404 Seite nicht gefunden beheben: WordPress, 301 und Search Console
Sie klicken auf einen Link und landen auf einer Seite mit „404 – Seite nicht gefunden". Als Besucher ist das ärgerlich. Als Website-Betreiber ist es ein ernstes Problem: Jeder 404-Fehler bedeutet ein verlorener Besucher, ein verlorenes Google-Ranking und im schlimmsten Fall ein verlorener Kunde – und die meisten Betreiber wissen nicht einmal, wie viele 404-Fehler auf ihrer Website existieren.
404-Fehler auf Ihrer Website finden und beheben? Wir prüfen Ihre Seite und reparieren defekte Links per Fernwartung. Direkt anfragen →
Kurz und ehrlich
404 heißt: Die Seite existiert an dieser Adresse nicht. Es gibt zwei sehr unterschiedliche Situationen — Sie surfen und stoßen auf einen 404 oder Ihre eigene Website zeigt 404 für Inhalte, die da sein sollten.
Wir trennen beide Fälle und zeigen pro Situation die richtigen Schritte zur Lösung.
Schnell entscheiden
Einzelne URL kaputt? Neue Zielseite wählen und eine 301-Weiterleitung setzen. Viele WordPress-URLs kaputt? Permalinks neu speichern und.htaccess prüfen.
Google meldet „Nicht gefunden (404)"? In der Search Console zuerst URLs mit Backlinks und alten Sitemap-Einträgen bearbeiten. Nicht jede alte 404-URL muss gerettet werden.
Was ein 404-Fehler wirklich bedeutet
Der HTTP-Statuscode 404 sagt: Der Server funktioniert, aber die angeforderte Seite existiert unter dieser Adresse nicht. Das klingt harmlos – ist es aber nicht.
Anders als bei einem 500 Internal Server Error (der Server ist kaputt) oder einem 403 Forbidden (der Zugriff ist gesperrt) ist beim 404 die Technik in Ordnung. Das Problem liegt in der Struktur: Eine Seite wurde gelöscht, umbenannt oder verschoben – aber die Links darauf existieren noch.

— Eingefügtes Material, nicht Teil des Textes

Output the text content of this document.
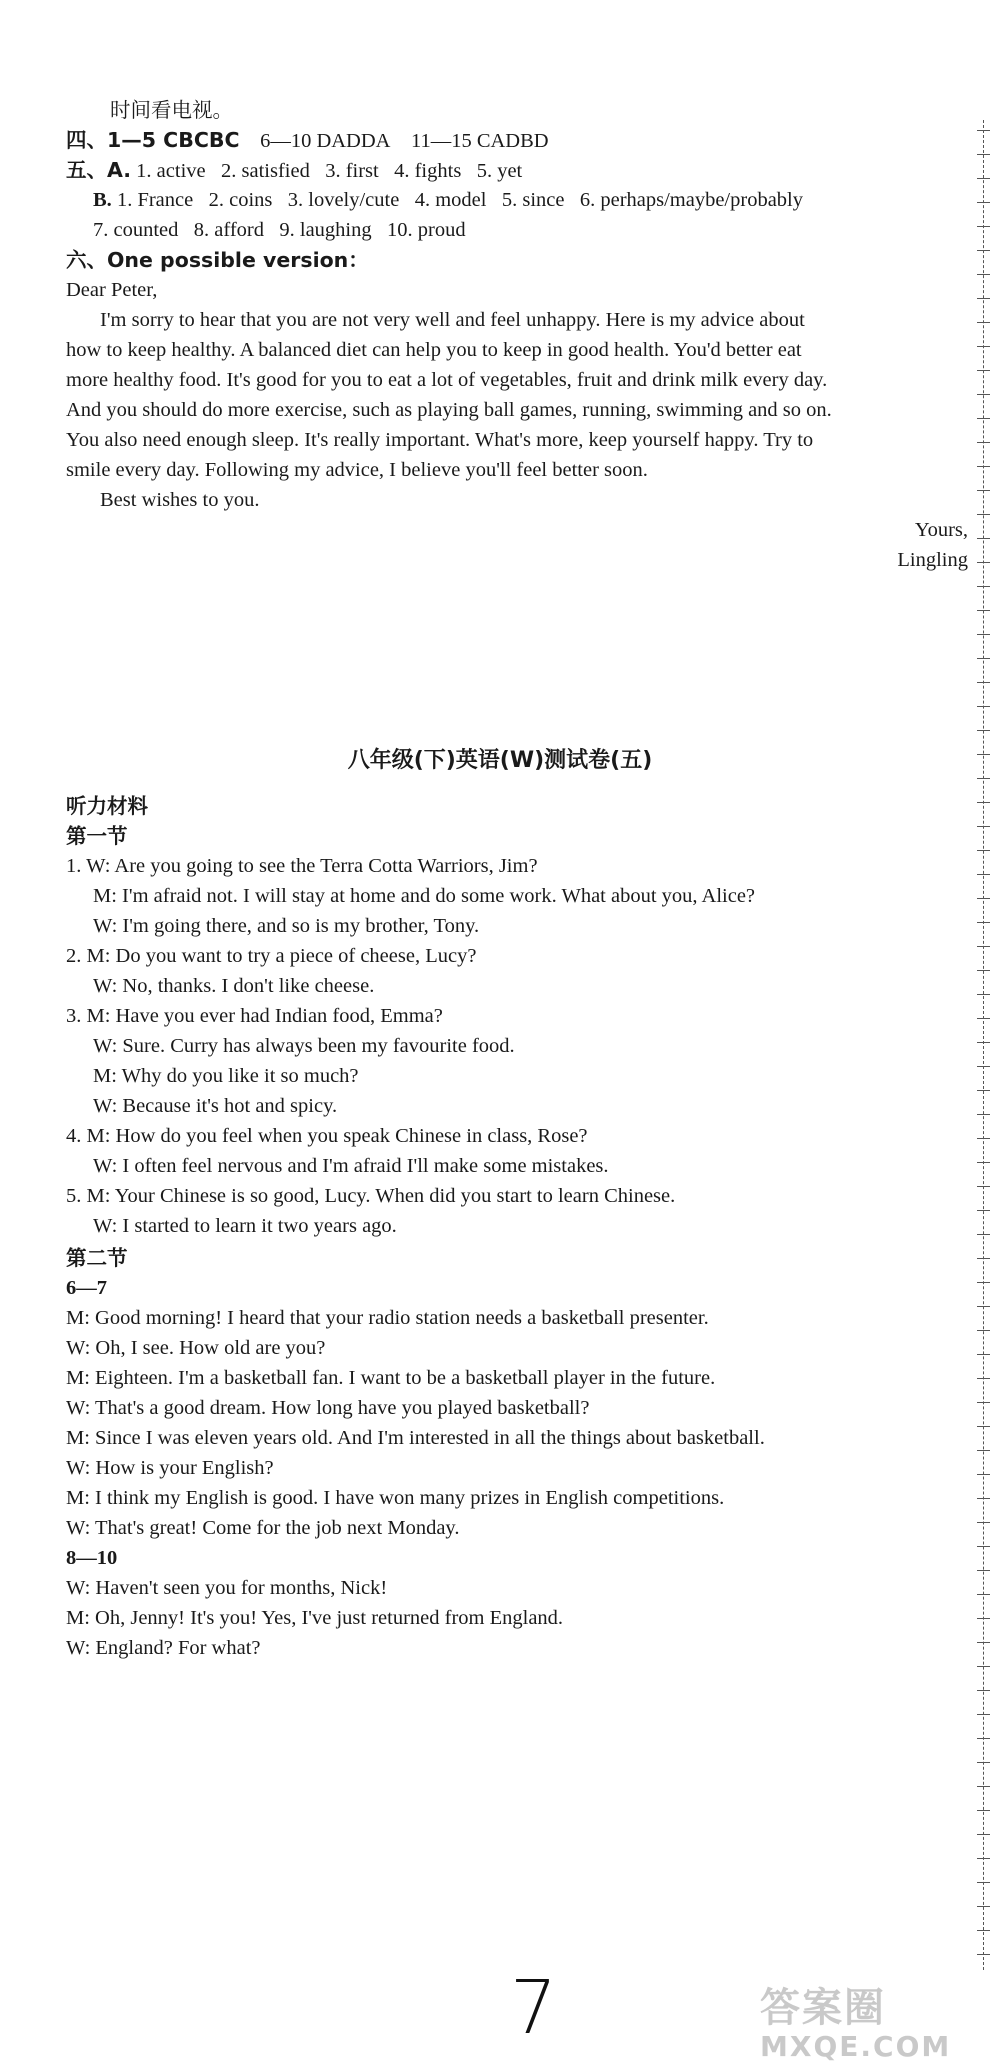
时间看电视。
四、1—5 CBCBC 6—10 DADDA 11—15 CADBD
五、A. 1. active 2. satisfied 3. first 4. fights 5. yet
B. 1. France 2. coins 3. lovely/cute 4. model 5. since 6. perhaps/maybe/probably
7. counted 8. afford 9. laughing 10. proud
六、One possible version：
Dear Peter,
I'm sorry to hear that you are not very well and feel unhappy. Here is my advice about
how to keep healthy. A balanced diet can help you to keep in good health. You'd better eat
more healthy food. It's good for you to eat a lot of vegetables, fruit and drink milk every day.
And you should do more exercise, such as playing ball games, running, swimming and so on.
You also need enough sleep. It's really important. What's more, keep yourself happy. Try to
smile every day. Following my advice, I believe you'll feel better soon.
Best wishes to you.
Yours,
Lingling
八年级(下)英语(W)测试卷(五)
听力材料
第一节
1. W: Are you going to see the Terra Cotta Warriors, Jim?
M: I'm afraid not. I will stay at home and do some work. What about you, Alice?
W: I'm going there, and so is my brother, Tony.
2. M: Do you want to try a piece of cheese, Lucy?
W: No, thanks. I don't like cheese.
3. M: Have you ever had Indian food, Emma?
W: Sure. Curry has always been my favourite food.
M: Why do you like it so much?
W: Because it's hot and spicy.
4. M: How do you feel when you speak Chinese in class, Rose?
W: I often feel nervous and I'm afraid I'll make some mistakes.
5. M: Your Chinese is so good, Lucy. When did you start to learn Chinese.
W: I started to learn it two years ago.
第二节
6—7
M: Good morning! I heard that your radio station needs a basketball presenter.
W: Oh, I see. How old are you?
M: Eighteen. I'm a basketball fan. I want to be a basketball player in the future.
W: That's a good dream. How long have you played basketball?
M: Since I was eleven years old. And I'm interested in all the things about basketball.
W: How is your English?
M: I think my English is good. I have won many prizes in English competitions.
W: That's great! Come for the job next Monday.
8—10
W: Haven't seen you for months, Nick!
M: Oh, Jenny! It's you! Yes, I've just returned from England.
W: England? For what?
7	答案圈
MXQE.COM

Warum 404-Fehler gefährlicher sind als die meisten denken
Ein einzelner 404 ist kein Drama. Aber auf den meisten Websites sind es nicht einzelne – es sind Dutzende oder Hunderte. Und sie entstehen schleichend:
Gelöschte oder umbenannte Seiten: Sie ändern die URL eines Blogartikels von /tipps auf /ratgeber. Alle alten Links – aus Google-Suchergebnissen, Social-Media-Posts, anderen Websites – führen jetzt ins Leere.
Tippfehler in internen Links: Ein kleiner Vertipper in einem Menüpunkt oder in einer Verlinkung im Fließtext – und ein Teil Ihrer Besucher landet auf einer Fehlerseite, ohne dass Sie es bemerken.
Veraltete externe Links: Andere Websites oder Branchenverzeichnisse verlinken auf eine Seite, die es nicht mehr gibt. Diese Backlinks – eigentlich wertvoll für Ihr Google-Ranking – laufen komplett ins Leere.
Shop-Produkte und saisonale Inhalte: Ein Produkt wird aus dem Shop entfernt, eine Aktion läuft aus. Die Seite verschwindet, aber Google hat sie noch im Index. Kunden klicken in den Suchergebnissen – und sehen nur eine Fehlermeldung.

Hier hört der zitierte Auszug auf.